Zelda (2005-04-28T08:03:06Z)

«C'était un /baiser/ russe, de l'espèce de ceux que l'on échange dans ce vaste pays plein d'âme, aux sublimes fêtes chrétiennes, comme une consécration de l'/amour/. Mais commme c'était un jeune homme notoirement "malin" et une jeune femme ravissante, au pas glissant, qui l'échangeaient, cela nous fait penser malgré nous à la manière si adroite, mais un tantinet équivoque, dont le docteur Krokovski parlait de l'/amour/, dans un esprit légèrement vacillant, de sorte que personne n'avait jamais su avec certitude si c'était un sentiment pieux ou quelque chose de charnel et de passionné.
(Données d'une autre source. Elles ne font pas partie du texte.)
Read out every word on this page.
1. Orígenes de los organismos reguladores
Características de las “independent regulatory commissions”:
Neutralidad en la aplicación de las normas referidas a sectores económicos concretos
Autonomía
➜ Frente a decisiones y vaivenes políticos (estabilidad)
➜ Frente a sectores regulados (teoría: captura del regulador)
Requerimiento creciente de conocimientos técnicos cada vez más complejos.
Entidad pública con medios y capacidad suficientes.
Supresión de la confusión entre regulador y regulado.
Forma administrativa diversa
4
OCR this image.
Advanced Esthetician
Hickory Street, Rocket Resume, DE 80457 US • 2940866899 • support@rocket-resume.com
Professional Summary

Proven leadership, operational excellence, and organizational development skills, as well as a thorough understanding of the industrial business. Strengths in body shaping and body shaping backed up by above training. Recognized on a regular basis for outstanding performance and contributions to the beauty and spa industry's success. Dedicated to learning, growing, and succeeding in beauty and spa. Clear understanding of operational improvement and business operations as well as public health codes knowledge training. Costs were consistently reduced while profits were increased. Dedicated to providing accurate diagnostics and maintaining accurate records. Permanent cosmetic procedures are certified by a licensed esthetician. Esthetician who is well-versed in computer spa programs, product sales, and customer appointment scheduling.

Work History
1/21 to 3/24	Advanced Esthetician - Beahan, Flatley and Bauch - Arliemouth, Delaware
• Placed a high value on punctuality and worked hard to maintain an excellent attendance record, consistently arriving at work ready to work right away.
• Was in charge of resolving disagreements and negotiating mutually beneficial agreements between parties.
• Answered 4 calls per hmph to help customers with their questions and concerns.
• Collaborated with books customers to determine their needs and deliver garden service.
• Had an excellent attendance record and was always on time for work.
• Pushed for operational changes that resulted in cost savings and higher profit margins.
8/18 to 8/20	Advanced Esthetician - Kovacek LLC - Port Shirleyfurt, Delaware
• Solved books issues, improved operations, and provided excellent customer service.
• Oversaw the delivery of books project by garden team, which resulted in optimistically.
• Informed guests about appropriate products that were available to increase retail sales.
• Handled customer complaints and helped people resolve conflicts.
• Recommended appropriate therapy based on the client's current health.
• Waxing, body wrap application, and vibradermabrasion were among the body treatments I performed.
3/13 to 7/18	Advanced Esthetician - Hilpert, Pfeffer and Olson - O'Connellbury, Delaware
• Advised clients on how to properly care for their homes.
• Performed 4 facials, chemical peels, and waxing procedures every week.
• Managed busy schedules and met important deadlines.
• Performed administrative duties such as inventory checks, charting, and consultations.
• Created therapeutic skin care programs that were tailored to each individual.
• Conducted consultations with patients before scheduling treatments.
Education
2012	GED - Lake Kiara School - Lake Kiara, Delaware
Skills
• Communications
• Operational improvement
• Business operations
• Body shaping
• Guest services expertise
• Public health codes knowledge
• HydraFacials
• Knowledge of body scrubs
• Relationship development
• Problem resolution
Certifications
L'imitons-nous, ou Hans Castorp et Claudia Chauchat l'imitaient-ils dans leur /baiser/ russe? Mais que dirait le lecteur si nous nous refusions tout bonnement à aller au fond de cette question? À notre avis, il serait sans doute de bonne analyse, mais, pour reprendre l'expression de Hans Castorp, "très maladroit" (et ce serait vraiment témoigner peu de sympathie pour la vie), si on voulait distinguer nettement entre la piété et la passion. Que signifie ici "nettement"? Que veut dire "incertitude" et "équivoque"? Nous ne cacherons pas que nous nous moquons franchement de ces distinctions. N'est-ce pas bon et grand que la langue ne possède qu'un mot pour tout ce que l'on peut comprendre sous ce mot, depuis le sentiment le plus pieux jusqu'au désir de la chair? Cette équivoque est donc parfaitement "univoque", car l'/amour/ le plus pieux ne peut être immatériel, ni ne peut manquer de piété. Sous son aspect le plus charnel, il reste toujours lui-même, qu'il soit joie de vivre ou passion suprême, il est la sympathie pour l'organique, l'étreinte touchante et voluptueuse de ce qui est voué à la décomposition. Il y a de la charité jusque dans la passion la plus admirable ou la plus effrayante. Un sens vacillant? Eh bien, qu'on laisse donc vaciller le sens du mot "amour". Ce vacillement, c'est la vie et l'humanité, et ce serait faire preuve d'un manque assez désespérant de malice que de s'en inquiéter.»
Thomas Mann, in La Montagne magique.